Note $x^{-1}(y^{-1}xy) = (x^{-1}y^{-1}x)y$. The LHS is in $H$ since $H$ is normal and is a subgroup. The RHS is in $K$ since $K$ is normal and is a subgroup. So, the common value must be $e$.
Let $\pi:G\to G/H$ be the projection. Then $\pi(x)=\pi(x^{-1})=e$ so $\pi(xyx^{-1}y^{-1})=\pi(y)\pi(y^{-1})=e$, so $xyx^{-1}y^{-1}\in H$. Similarly $xyx^{-1}y^{-1}\in K$....
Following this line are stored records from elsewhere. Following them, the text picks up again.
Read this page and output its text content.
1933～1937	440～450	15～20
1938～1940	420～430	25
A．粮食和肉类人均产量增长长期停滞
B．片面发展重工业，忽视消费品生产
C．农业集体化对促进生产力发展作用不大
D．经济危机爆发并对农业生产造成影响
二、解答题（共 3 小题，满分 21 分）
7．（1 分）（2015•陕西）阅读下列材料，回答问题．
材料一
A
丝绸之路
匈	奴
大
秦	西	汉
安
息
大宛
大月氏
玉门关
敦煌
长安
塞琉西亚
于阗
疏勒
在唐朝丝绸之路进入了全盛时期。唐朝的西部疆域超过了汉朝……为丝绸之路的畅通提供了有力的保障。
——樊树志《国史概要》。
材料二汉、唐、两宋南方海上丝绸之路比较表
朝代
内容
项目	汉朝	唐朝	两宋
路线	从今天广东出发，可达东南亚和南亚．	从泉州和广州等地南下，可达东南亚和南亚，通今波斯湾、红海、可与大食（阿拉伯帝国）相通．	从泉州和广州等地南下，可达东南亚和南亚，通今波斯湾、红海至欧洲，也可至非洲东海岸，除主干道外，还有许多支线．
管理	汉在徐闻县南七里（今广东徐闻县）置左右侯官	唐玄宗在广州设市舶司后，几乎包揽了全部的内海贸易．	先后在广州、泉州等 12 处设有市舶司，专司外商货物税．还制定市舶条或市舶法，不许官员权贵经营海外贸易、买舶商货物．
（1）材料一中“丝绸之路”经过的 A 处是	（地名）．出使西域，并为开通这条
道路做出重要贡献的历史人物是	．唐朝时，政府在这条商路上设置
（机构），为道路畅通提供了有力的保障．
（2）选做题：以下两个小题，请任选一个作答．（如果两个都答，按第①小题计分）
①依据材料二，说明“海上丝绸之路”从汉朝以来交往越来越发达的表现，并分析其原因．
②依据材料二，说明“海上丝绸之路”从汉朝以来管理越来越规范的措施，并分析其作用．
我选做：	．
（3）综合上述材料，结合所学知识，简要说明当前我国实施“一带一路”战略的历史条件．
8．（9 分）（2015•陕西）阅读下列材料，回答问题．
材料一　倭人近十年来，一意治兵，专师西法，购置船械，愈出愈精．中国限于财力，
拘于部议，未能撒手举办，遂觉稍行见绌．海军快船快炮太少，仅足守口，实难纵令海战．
You started out well. From
$$yxy^{-1}=x$$
notice that on the left you have a conjugation, which smells like a good idea to me, since one of the definitions of a normal subgroup is that it's closed under conjugation. So the left hand side is in $H$. Now continue:
$$(yxy^{-1})x^{-1}=e$$
The left hand side is a product of two elements of $H$ and so is in $H$. If we could show it's in $K$ as well, then we'd be done. But in fact, all we have to do is shuffle the parentheses around to get $y(xy^{-1}x^{-1})$ and see that the left hand side is indeed in $K$, for exactly the same reason it's in $H$. Now you can check that each of the steps in our reasoning is reversible to get back to the original equation you wanted to prove, $yx=xy$.
Another, maybe more direct way is to just calculate the "difference" between $xy$ and $yx$ and check that it's "zero" (identity). So we try to calculate $xy(yx)^{-1}$ and show it equals $e$. You should find that the reasoning is almost exactly the same.